With protectionism on the rise and countries moving to safeguard their technology and citizens’ data as a matter of national security, companies are incorporating geopolitics into their risk calculations.

Globalization is often discussed as if it were an irrepressible force of nature or an inevitable consequence of digitalization and a growing consumer class. In fact, globalization is the result of numerous conscious policy choices by countries working individually and collectively to create an environment favorable to free trade. However, the long expansion of globalization has given way to a rise in protectionism: the levying of tariffs, the use of sanctions, the unraveling of established trade alliances, and the expansion of restrictions on foreign investment. Each of these developments has dramatically increased the geopolitical risks that organizations face when doing business abroad. Our survey findings confirm that enterprises are navigating through a growing minefield of regulatory considerations and that they must also anticipate future geopolitical shifts that could disrupt market access, contracts and assumptions underlying their cross-border business strategies.

Moving Beyond Financial Forecasting

Financial forecasting has long been an essential part of strategic planning; entire departments are built around it. Today’s more complex and more dynamic international environment obligates enterprises to expand their geopolitical forecasting capabilities. At first glance, this task may seem daunting, but there are practical steps that companies can take, especially in the due diligence of cross-border transactions.

As part of that process, an organization must go beyond assessing its own prospects in a potential cross-border relationship and step back to look at the situation from the counterparty’s perspective. This involves taking the time to understand all the forces—including economic and political ones—to which that counterparty is subjected. Our survey shows that many organizations are factoring these issues into their due diligence.

The extent to which geopolitical due diligence is effective, however, depends on an organization’s sensitivity to forces that may not be readily apparent to foreign observers. Western companies doing business in China, for example, can make the mistake of assuming that a Chinese counterparty with a solid track record of fulfilling its contracts poses little risk of non-performance. However, if the Chinese government later implements a new trade policy that effectively prohibits the company from continuing to fulfill the contract, the company has little recourse in the face of what is essentially a force majeure.

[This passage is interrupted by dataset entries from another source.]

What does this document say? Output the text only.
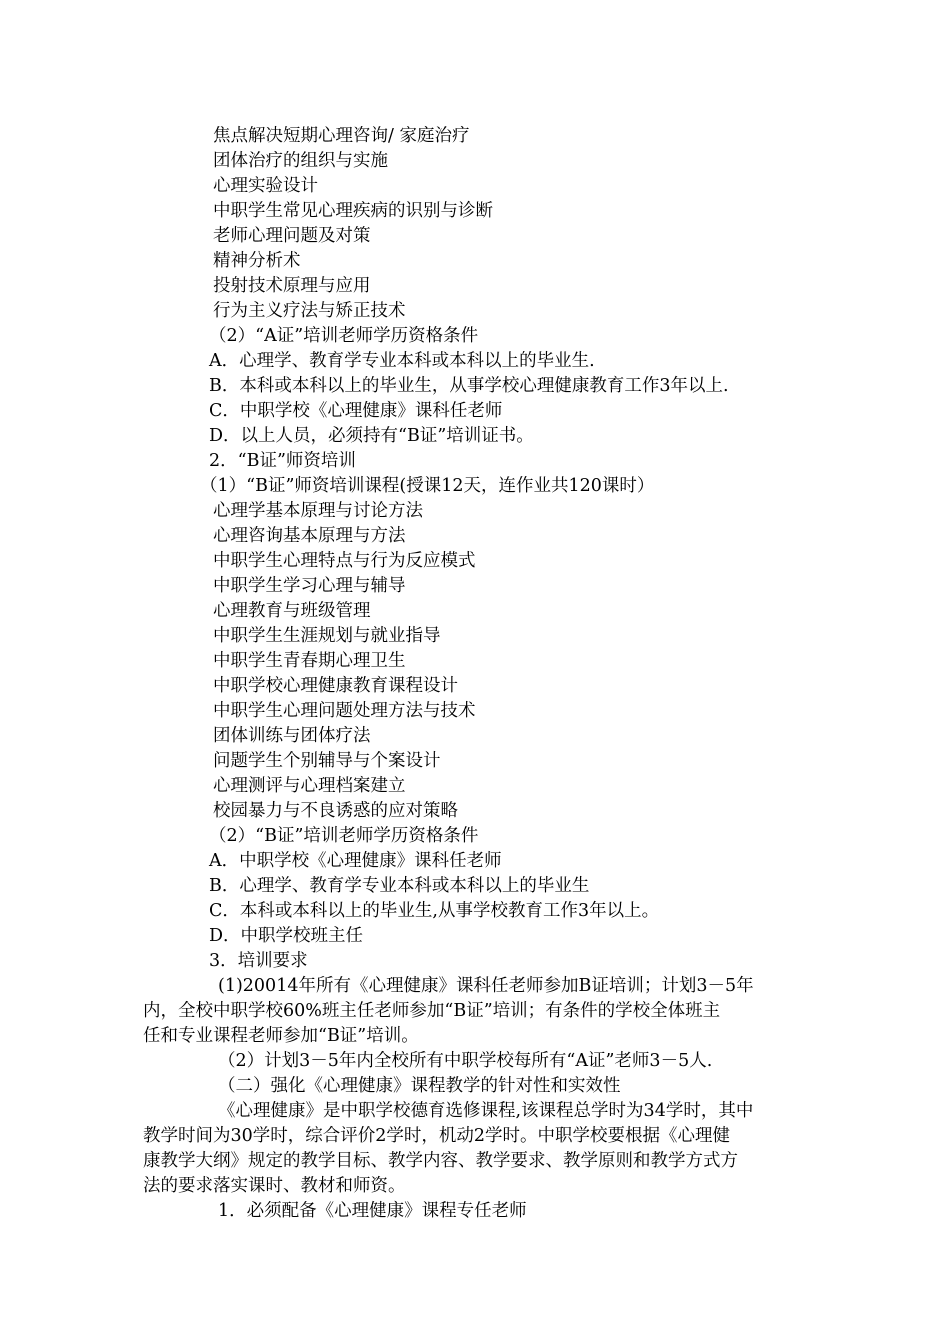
焦点解决短期心理咨询/ 家庭治疗
团体治疗的组织与实施
心理实验设计
中职学生常见心理疾病的识别与诊断
老师心理问题及对策
精神分析术
投射技术原理与应用
行为主义疗法与矫正技术
（2）“A证”培训老师学历资格条件
A．心理学、教育学专业本科或本科以上的毕业生.
B．本科或本科以上的毕业生，从事学校心理健康教育工作3年以上.
C．中职学校《心理健康》课科任老师
D．以上人员，必须持有“B证”培训证书。
2．“B证”师资培训
（1）“B证”师资培训课程(授课12天，连作业共120课时）
心理学基本原理与讨论方法
心理咨询基本原理与方法
中职学生心理特点与行为反应模式
中职学生学习心理与辅导
心理教育与班级管理
中职学生生涯规划与就业指导
中职学生青春期心理卫生
中职学校心理健康教育课程设计
中职学生心理问题处理方法与技术
团体训练与团体疗法
问题学生个别辅导与个案设计
心理测评与心理档案建立
校园暴力与不良诱惑的应对策略
（2）“B证”培训老师学历资格条件
A．中职学校《心理健康》课科任老师
B．心理学、教育学专业本科或本科以上的毕业生
C．本科或本科以上的毕业生,从事学校教育工作3年以上。
D．中职学校班主任
3．培训要求
(1)20014年所有《心理健康》课科任老师参加B证培训；计划3－5年
内，全校中职学校60%班主任老师参加“B证”培训；有条件的学校全体班主
任和专业课程老师参加“B证”培训。
（2）计划3－5年内全校所有中职学校每所有“A证”老师3－5人.
（二）强化《心理健康》课程教学的针对性和实效性
《心理健康》是中职学校德育选修课程,该课程总学时为34学时，其中
教学时间为30学时，综合评价2学时，机动2学时。中职学校要根据《心理健
康教学大纲》规定的教学目标、教学内容、教学要求、教学原则和教学方式方
法的要求落实课时、教材和师资。
1．必须配备《心理健康》课程专任老师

Assessing these risks requires on-the-ground intelligence, starting with a thorough understanding of the counterparty and its context and relationships. Does the counterparty play a role in its regional or national economy that puts it under special scrutiny? To what local regulatory guidelines is it subject? What are the priorities of those regulatory agencies, and how much latitude do they have in establishing new rules? What are the trends in enforcement? Although geopolitical shifts can seem unexpected, governments often signal their intentions prior to making their moves. Mapping the counterparty’s environment in this way allows one to spot the potential ripple effects of future changes in government policy.

Geopolitical concerns can arise in domestic mergers and acquisitions as well. Even if both parties are headquartered in the same country, an acquiring company must thoroughly vet the target’s operations, its value chain, and the business dealings and relationships of the target’s owners and management, including other entities in which they may have an interest. It is quite possible that any of these elements will expand the geopolitical exposure of the acquirer. In the urgency to get the deal done, details such as this cannot be overlooked; doing so can plant the seeds for increased sanctions risk and other problems later.

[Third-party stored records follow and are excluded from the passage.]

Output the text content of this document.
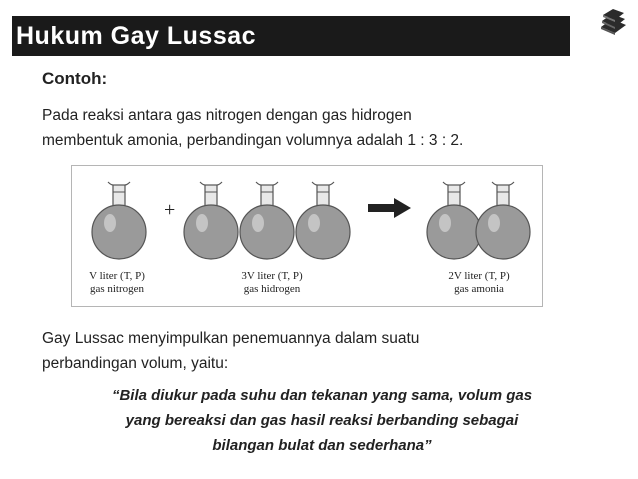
Hukum Gay Lussac

Contoh:

Pada reaksi antara gas nitrogen dengan gas hidrogen
membentuk amonia, perbandingan volumnya adalah 1 : 3 : 2.
+
V liter (T, P)
gas nitrogen
3V liter (T, P)
gas hidrogen
2V liter (T, P)
gas amonia
Gay Lussac menyimpulkan penemuannya dalam suatu
perbandingan volum, yaitu:
“Bila diukur pada suhu dan tekanan yang sama, volum gas
yang bereaksi dan gas hasil reaksi berbanding sebagai
bilangan bulat dan sederhana”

When Business and Geopolitics Converge

“National Security” Becomes a Common Refrain

Given the recent overall increase in geopolitical tensions and greater sensitivity to protecting a country’s technology and its citizens’ data, many ripple effects are likely to emanate from the broadening of national security concerns. One vivid example of the expanded role of national security concerns in trade policy involves the Committee on Foreign Investment in the United States (CFIUS), which vets foreign investments in the United States from a national security perspective. (While CFIUS is a high-profile example of a national security regulatory body, many other countries have similar regulatory bodies.) In 2018, the statute authorizing CFIUS was amended; it now instructs the U.S. government to actively work with its allies in aligning foreign investment regulations among countries. Organizations should therefore expect such regulations to play a larger role in global trade. The convergence of anti–money laundering and anti-corruption regulations across jurisdictions illustrates how such an alignment may evolve.

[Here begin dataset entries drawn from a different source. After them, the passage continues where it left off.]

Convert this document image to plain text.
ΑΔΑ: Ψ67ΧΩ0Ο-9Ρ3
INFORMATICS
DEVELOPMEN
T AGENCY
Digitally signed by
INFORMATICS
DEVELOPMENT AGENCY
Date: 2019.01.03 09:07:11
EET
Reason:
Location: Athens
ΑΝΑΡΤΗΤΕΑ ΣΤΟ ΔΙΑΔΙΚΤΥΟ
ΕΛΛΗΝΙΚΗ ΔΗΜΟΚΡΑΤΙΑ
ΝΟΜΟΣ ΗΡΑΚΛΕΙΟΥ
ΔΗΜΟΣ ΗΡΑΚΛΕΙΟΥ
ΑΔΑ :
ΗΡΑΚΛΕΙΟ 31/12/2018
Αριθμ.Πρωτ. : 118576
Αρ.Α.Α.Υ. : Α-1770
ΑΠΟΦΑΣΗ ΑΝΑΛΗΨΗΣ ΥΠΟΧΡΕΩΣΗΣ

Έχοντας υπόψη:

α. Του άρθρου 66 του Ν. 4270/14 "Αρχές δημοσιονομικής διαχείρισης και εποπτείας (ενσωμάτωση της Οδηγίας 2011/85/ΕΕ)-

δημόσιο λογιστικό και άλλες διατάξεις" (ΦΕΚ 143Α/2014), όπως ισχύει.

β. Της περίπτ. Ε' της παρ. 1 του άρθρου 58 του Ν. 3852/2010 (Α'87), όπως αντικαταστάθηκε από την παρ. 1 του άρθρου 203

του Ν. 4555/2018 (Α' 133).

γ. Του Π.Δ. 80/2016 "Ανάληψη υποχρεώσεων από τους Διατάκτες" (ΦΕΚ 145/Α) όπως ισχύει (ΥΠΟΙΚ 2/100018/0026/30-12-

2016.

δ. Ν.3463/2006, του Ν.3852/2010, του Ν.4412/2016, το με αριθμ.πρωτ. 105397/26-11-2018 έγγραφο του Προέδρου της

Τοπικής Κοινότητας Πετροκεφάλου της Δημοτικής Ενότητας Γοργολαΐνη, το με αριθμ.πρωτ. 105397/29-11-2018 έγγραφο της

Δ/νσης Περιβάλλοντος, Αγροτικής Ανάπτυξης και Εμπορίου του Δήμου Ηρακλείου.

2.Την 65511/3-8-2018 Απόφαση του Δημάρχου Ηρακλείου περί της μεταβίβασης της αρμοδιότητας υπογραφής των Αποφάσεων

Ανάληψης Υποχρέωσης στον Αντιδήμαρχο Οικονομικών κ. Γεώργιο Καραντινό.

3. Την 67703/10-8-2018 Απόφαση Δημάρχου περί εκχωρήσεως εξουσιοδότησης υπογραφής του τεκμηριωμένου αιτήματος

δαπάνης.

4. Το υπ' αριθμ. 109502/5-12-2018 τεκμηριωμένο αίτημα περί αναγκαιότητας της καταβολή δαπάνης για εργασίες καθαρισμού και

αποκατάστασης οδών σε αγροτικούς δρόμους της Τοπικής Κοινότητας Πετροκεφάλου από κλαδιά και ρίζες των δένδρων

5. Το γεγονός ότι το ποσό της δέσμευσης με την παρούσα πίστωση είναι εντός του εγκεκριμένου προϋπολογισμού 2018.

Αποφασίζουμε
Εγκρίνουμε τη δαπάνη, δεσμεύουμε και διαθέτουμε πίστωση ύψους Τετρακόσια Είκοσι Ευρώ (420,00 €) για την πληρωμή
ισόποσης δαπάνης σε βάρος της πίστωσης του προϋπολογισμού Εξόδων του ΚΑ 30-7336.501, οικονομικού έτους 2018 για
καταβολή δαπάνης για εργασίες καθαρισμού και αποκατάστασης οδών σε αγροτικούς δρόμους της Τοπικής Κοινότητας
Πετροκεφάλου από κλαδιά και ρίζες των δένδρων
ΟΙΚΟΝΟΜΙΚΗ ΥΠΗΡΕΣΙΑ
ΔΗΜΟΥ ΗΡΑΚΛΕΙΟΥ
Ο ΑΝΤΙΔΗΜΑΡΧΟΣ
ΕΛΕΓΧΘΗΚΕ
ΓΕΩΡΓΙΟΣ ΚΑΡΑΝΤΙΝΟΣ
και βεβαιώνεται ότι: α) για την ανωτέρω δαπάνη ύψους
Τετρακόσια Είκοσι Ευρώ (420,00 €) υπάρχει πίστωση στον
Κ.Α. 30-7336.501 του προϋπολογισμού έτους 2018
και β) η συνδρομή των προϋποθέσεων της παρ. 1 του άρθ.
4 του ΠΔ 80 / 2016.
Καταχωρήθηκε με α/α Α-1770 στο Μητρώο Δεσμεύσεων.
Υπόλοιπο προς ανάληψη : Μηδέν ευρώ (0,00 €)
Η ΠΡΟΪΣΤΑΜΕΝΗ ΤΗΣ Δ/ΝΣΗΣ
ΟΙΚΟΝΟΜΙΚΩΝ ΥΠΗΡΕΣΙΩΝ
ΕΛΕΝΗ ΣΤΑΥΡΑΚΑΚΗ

Now more than ever, businesses need to consider national security concerns as a business risk. In performing their due diligence, they should assess national security issues with the same focus that they give to concerns such as antitrust compliance. This entails assessing how a potential business transaction or investment will look from the perspective of the counterparties’ governments, and possibly that of other governments as well. A transaction involving a foreign investor may seem innocuous on the surface, but how regulators choose to categorize a business or its industry, technologies, and data and those of its counterparty can result in heightened scrutiny.

When Business and Geopolitics Converge 

The best response to such scrutiny is to meet it head-on, structuring the deal to mitigate the issues that are likely to raise objections. For example, a U.S. company with a division that has clearance to work with the U.S. Department of Defense might choose to exclude that division from the company’s sale to a foreign buyer. Further, when presenting the deal for CFIUS approval, the company should proactively disclose the potential national security concern, propose mitigating solutions and express its readiness to submit to independent auditing or monitoring to ensure compliance. This level of proactivity requires both a sophisticated understanding of the regulatory environment and a broader view of what constitutes risk.

 

Now more than ever, businesses need to consider national security concerns as a business risk, including those issues in due diligence just as they do antitrust compliance.

 

Heightened tensions among nations require that companies sharpen their statecraft—in other words, that they work to understand situations from the perspectives of a broader group of stakeholders, including regulators. Incorporating those points of view into due diligence and ongoing situational intelligence can be an effective way for an organization to deftly navigate geopolitical risk.